International Tailoring Company Building, 101-111 Fourth Ave.
This 12-story terra cotta and brick building was completed in 1920. It was designed by Starrett & Van Vleck Architects as manufacturing lofts for the International Tailoring Company with a retail ground floor. In 1938, an adjoining 3-story building on the northeast corner of the lot was demolished by the W.P.A. and turned into a loading dock. In 1955, the dock gave way to a parking lot.
Starrett and Van Vleck became known for their designs of department stores, including those buildings for Bloomingdales, Saks Fifth Avenue, and Lord & Taylor (their first department store commission, which is now a designated New York City Landmark).

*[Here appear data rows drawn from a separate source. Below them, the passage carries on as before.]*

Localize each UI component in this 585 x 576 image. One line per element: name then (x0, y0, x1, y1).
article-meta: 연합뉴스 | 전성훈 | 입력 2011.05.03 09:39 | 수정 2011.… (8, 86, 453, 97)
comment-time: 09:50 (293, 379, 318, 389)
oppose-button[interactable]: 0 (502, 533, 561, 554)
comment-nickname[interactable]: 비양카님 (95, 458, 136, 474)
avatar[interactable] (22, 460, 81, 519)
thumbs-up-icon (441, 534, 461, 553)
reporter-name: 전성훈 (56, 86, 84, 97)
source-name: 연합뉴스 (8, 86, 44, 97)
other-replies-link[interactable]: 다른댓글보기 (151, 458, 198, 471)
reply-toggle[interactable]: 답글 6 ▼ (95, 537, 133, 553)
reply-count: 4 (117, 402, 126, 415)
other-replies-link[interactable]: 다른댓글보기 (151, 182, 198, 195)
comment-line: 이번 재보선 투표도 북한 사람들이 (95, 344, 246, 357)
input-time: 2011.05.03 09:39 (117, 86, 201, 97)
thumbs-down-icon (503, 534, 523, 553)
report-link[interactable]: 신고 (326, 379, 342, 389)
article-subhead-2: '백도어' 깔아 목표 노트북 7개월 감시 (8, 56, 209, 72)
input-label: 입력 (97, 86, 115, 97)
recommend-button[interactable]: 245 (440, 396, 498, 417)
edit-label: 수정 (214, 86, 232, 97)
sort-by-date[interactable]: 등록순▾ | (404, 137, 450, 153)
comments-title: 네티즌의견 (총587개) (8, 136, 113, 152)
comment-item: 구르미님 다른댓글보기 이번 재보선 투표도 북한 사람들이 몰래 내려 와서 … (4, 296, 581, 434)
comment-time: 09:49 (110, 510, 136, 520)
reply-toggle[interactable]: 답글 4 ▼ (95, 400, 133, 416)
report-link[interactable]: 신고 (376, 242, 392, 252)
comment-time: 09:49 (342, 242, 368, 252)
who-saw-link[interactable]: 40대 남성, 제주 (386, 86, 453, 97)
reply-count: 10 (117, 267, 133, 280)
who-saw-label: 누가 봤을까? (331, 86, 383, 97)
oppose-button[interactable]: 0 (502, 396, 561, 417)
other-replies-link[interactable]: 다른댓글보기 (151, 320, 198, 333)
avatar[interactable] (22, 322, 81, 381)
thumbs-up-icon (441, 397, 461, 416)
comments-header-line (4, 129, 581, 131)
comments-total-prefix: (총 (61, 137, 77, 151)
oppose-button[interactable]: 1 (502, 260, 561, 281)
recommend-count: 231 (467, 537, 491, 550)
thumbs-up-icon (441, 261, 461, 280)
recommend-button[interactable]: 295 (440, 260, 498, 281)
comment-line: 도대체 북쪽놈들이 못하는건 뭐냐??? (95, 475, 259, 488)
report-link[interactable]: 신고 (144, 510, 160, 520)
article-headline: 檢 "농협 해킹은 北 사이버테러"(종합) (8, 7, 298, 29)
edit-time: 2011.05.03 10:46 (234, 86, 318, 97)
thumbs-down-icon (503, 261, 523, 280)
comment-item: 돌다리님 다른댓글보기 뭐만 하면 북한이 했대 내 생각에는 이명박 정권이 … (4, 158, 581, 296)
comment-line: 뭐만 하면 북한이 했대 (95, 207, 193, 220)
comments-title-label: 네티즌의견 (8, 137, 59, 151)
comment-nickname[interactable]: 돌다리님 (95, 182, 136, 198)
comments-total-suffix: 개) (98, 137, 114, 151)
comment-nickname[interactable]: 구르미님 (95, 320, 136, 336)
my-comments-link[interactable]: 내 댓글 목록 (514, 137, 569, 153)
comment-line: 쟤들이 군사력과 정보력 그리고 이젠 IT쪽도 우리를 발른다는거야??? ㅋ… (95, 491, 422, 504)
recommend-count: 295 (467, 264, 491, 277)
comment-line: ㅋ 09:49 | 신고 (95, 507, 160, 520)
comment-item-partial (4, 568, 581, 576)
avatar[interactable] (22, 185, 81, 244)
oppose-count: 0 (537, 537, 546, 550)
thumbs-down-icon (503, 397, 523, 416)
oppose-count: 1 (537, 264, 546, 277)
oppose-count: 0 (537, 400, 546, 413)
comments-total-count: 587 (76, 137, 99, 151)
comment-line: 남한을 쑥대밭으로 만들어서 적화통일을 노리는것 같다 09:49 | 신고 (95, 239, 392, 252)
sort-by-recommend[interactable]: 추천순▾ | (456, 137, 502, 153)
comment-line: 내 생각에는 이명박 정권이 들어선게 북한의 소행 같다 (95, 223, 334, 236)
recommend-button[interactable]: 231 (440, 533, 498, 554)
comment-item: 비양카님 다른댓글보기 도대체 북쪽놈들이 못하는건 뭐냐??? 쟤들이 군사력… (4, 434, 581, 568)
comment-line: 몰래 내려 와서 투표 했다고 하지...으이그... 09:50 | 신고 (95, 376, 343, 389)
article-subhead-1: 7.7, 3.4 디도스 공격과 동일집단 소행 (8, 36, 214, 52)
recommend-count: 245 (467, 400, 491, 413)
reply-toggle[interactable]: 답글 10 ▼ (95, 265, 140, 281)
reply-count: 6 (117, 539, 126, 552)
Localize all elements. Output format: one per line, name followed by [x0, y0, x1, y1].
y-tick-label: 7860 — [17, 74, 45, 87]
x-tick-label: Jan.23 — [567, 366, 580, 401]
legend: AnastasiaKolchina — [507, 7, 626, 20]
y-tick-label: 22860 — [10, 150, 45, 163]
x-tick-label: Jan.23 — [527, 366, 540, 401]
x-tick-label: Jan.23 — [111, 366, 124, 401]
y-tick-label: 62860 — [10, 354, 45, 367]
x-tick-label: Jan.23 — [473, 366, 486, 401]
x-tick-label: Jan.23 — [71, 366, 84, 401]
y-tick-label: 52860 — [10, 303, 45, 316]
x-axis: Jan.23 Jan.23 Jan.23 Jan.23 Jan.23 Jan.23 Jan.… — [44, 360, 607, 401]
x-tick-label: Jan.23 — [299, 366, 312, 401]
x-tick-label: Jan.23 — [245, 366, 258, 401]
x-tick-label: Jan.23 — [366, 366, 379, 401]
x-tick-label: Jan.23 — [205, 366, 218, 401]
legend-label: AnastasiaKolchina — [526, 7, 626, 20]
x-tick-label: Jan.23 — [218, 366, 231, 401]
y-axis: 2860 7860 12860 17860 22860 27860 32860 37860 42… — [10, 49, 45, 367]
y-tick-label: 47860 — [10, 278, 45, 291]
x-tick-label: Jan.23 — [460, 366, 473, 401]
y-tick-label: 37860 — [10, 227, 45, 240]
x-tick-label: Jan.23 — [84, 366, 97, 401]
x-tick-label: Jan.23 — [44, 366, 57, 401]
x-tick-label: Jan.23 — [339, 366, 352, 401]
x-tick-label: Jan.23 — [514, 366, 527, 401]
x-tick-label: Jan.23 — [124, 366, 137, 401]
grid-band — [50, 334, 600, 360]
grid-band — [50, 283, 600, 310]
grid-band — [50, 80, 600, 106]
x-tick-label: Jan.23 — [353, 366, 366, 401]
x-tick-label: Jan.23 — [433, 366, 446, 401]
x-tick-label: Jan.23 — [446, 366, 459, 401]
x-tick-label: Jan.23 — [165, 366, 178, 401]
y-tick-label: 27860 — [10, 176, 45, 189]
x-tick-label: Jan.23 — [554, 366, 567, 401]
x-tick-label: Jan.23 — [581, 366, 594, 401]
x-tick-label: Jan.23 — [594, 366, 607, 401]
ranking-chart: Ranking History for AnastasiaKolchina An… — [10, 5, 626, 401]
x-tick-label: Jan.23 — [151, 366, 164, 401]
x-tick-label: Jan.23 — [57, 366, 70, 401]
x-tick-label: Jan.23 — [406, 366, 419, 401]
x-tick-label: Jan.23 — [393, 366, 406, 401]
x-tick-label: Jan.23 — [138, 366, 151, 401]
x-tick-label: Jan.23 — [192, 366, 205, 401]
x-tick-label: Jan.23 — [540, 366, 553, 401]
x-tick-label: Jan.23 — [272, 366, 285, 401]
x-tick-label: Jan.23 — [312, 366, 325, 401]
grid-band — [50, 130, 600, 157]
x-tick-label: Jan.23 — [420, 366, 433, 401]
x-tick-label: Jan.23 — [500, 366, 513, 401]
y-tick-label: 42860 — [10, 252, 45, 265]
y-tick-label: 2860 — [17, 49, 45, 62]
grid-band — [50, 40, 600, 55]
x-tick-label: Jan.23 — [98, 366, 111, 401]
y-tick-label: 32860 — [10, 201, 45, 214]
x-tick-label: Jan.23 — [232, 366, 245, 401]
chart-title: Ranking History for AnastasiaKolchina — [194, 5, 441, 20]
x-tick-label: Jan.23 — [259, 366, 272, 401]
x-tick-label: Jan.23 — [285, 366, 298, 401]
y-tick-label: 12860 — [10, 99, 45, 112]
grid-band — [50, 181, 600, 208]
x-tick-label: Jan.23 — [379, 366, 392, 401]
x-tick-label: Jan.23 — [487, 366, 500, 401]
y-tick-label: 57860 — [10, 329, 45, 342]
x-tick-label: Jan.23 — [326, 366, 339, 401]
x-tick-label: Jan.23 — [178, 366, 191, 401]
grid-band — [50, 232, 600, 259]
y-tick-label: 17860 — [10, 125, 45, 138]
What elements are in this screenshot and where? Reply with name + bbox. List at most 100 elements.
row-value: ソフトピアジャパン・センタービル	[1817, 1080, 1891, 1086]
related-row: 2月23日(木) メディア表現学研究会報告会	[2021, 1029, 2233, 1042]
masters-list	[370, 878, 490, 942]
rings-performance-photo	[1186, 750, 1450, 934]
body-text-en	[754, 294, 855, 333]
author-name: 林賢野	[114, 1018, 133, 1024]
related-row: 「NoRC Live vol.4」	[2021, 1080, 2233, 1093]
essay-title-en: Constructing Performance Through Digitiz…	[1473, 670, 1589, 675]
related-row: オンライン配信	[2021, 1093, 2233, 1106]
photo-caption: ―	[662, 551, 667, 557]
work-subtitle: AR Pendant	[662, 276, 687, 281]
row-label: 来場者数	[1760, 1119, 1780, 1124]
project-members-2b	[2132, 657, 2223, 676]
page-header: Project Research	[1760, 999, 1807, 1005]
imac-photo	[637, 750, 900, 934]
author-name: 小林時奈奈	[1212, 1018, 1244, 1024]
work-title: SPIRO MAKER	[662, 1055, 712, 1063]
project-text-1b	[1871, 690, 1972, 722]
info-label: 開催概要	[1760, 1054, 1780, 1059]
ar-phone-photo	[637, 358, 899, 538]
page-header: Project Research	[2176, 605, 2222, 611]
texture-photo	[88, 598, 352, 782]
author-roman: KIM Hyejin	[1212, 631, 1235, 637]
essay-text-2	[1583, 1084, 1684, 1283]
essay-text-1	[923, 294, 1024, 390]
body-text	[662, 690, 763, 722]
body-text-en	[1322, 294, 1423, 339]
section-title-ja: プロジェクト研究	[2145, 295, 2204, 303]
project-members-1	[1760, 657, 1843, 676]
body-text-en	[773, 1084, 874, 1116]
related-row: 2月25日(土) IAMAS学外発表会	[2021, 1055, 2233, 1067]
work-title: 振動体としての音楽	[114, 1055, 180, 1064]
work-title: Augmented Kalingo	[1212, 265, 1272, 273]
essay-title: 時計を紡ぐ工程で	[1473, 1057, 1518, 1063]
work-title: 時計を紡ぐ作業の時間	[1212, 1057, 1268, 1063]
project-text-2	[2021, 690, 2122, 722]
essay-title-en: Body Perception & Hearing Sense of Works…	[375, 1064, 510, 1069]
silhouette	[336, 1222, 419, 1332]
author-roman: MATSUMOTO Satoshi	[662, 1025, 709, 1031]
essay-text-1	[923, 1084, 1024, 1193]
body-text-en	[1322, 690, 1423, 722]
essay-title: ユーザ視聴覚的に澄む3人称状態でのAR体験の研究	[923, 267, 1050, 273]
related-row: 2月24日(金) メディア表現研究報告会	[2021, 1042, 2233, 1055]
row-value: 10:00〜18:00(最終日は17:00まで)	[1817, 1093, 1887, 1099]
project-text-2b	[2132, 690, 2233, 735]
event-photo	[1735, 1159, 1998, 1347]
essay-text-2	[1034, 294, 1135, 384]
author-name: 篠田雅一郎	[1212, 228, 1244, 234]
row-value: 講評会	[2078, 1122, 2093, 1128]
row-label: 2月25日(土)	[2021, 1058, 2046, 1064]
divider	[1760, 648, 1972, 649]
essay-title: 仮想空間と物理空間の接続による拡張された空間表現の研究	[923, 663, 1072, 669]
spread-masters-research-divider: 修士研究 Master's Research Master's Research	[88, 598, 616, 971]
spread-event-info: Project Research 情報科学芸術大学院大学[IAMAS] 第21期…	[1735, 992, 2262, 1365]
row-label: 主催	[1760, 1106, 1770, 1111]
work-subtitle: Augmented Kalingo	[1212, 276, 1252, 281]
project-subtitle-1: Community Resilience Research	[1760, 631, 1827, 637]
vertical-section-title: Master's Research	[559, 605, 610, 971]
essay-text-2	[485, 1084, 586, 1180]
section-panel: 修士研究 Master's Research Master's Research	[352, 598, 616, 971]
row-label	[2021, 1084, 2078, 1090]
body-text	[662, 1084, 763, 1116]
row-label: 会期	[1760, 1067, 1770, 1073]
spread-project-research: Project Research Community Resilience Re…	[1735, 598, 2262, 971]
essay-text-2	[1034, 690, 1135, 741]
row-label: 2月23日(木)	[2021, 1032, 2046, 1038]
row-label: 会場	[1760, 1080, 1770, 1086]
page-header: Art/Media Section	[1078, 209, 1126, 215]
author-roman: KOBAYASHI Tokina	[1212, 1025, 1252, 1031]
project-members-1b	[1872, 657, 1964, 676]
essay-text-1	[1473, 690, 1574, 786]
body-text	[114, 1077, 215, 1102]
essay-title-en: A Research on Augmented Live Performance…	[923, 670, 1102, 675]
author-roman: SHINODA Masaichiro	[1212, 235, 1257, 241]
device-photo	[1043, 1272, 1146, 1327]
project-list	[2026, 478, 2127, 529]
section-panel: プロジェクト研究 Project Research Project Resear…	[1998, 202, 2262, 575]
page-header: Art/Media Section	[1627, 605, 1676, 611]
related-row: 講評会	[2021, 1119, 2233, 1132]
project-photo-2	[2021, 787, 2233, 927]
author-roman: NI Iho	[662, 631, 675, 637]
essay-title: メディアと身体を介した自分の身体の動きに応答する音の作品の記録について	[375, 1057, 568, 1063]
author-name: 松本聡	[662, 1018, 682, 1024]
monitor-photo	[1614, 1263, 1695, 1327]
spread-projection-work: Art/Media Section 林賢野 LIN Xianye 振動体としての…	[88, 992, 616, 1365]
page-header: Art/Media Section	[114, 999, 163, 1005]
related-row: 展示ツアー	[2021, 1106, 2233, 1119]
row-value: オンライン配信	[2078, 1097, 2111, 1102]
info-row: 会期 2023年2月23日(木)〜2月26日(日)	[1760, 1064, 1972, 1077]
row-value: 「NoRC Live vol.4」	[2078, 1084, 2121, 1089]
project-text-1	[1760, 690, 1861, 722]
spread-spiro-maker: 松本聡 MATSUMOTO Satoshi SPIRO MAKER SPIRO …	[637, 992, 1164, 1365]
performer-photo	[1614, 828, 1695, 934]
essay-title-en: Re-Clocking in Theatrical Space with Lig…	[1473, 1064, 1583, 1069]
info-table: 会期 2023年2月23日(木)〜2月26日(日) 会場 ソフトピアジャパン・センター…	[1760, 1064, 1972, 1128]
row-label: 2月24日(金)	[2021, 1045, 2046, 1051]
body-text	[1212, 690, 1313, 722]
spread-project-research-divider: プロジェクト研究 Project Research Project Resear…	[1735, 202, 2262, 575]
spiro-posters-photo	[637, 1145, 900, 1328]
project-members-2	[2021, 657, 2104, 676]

Site of St. Ann’s Church, 110-124 E. 12th St.
On 12th Street, between 4th and 3rd Aves., sits the site of the former St. Ann’s Church. In late 2005, NYU announced plans to build this 26-story mega-dorm on the site of St. Ann’s Church, which they demolished that same year. Sadly, all that remains of the beautiful church is a freestanding shell of the 1848 facade. The building that once stood behind it was built in 1870 to the designs of Napoleon LeBrun. You can read more about the loss of this beautiful house of worship, and other spaces lost to NYU (with even more shady preservation promises), here.
The neighboring rectory of St. Ann’s Church was also demolished in 2004 to make way for this dorm. The building was a four-story rowhouse that sat at 110 East 12th Street.
The Petersfield, 113-119 Fourth Avenue; 101-107 East 12th Street
This building, now known as the Petersfield, was constructed as retail space with lofts on the upper floors. Constructed in 1905 and designed by Robertson & Potter, the building features large symmetrical windows that provided natural light for the manufacturing work that took place inside. The whole building has a sleek and geometrical design, and features inlaid diamond tiles on the cornice.
In 1987, the building was converted to residences on the upper floors by Richard S. Berry and F. Anthony Zunino.